…  How could we have let this happen … ?

Entering the theater, you find a full floor-sized map of Iraq with all the now familiar city names written in and, at one end, a 20 foot high arched structure like an ancient Babylonian gate.  All is bathed in a desert sand color and there’s immediate archeological appeal. The audience toes the map on three sides of this stunning theatrical set.

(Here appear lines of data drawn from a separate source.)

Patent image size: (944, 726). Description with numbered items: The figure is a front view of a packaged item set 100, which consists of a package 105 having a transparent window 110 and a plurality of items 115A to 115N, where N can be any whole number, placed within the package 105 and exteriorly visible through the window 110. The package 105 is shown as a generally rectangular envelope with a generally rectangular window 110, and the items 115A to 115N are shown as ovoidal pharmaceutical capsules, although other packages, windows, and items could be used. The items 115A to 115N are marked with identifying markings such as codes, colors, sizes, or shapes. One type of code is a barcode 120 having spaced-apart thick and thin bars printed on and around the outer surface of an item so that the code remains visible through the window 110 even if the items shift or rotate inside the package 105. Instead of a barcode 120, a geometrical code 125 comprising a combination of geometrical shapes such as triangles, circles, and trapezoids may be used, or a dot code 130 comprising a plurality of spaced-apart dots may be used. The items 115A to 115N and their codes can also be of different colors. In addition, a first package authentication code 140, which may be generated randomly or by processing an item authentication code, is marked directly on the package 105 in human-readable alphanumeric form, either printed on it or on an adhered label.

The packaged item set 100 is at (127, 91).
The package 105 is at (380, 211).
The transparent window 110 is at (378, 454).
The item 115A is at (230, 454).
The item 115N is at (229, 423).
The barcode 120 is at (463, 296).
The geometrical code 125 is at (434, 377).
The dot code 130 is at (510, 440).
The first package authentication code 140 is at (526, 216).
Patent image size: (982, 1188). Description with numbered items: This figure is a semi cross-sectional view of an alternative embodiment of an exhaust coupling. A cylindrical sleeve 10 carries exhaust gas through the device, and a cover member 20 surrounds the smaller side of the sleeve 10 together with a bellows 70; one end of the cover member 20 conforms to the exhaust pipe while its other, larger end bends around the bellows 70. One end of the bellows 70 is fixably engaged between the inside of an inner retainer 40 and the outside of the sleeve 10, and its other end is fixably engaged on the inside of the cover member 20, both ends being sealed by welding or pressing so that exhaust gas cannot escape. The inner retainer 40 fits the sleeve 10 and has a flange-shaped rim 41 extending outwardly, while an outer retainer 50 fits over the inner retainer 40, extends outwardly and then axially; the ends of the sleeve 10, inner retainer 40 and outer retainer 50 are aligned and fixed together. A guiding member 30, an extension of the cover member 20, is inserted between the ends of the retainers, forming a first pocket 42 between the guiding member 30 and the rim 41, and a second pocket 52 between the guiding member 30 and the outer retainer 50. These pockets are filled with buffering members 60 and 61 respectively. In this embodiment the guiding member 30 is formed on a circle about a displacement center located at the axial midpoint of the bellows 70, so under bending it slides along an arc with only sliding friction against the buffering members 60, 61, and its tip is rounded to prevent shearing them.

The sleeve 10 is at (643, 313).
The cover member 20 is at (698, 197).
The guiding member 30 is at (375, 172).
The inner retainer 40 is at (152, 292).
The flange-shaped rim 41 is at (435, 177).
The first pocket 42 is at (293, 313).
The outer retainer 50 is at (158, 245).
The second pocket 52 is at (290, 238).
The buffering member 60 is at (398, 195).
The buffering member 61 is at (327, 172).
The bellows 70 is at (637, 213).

The play takes place mainly in Baghdad, and the gate is the Assassins’ Gate, an entry point into the Green Zone through which Iraqi translators, office personnel and others who went to work for the Americans passed daily. This play is their story.  The trajectory is tragic, from their initial optimism at Saddam’s fall and elation over their prized jobs with the Americans through the fast-growing danger of attacks by insurgents who saw them as traitors and spies.  From their early illusions of unity with the Americans to awareness of betrayal: the Americans left them out to dry.

How could we have done it?  This is an important story and affecting drama by George Packer, who adapted his New Yorker magazine article about these Iraqis into a book, and then, still not having fully expunged what he’d learned, wrote Betrayed as his first play.

Betrayed occasionally slips from drama to exposition, back story the author feels we need to know, perhaps a journalistic residue.  I also found his treatment of the female interpreter, Intisar, who refused to wear the head scarf and dreamed of riding through Baghdad on a bicycle, disconcerting.  Of two male and one female interpreters on whom the story centers, she’s the one to die, and quite early in the game, leaving the dramatic field all to men, Americans and Iraqis, for the rest of the play:  an ironic fate for this symbol of the liberated Iraqi woman.

The characterizations are uneven:  Prescott, the interpreter’s boss is more the naive American than he needs to be (you have to agree with the Ambassador that he may not be cut out for the Foreign Service), while other characters, including the three Iraqi interpreters, are more three-dimensional. The acting also is uneven: Intisar’s expression of her powerful response to reading Emily Bronte is particularly moving.  But all in all, the production fulfills the brutal political, historical and human truths that fire this play.  We all should know this story.

The Aurora Theatre Company’s Betrayed plays at the Alafi Auditorium in Berkeley, California, extended run through March 8.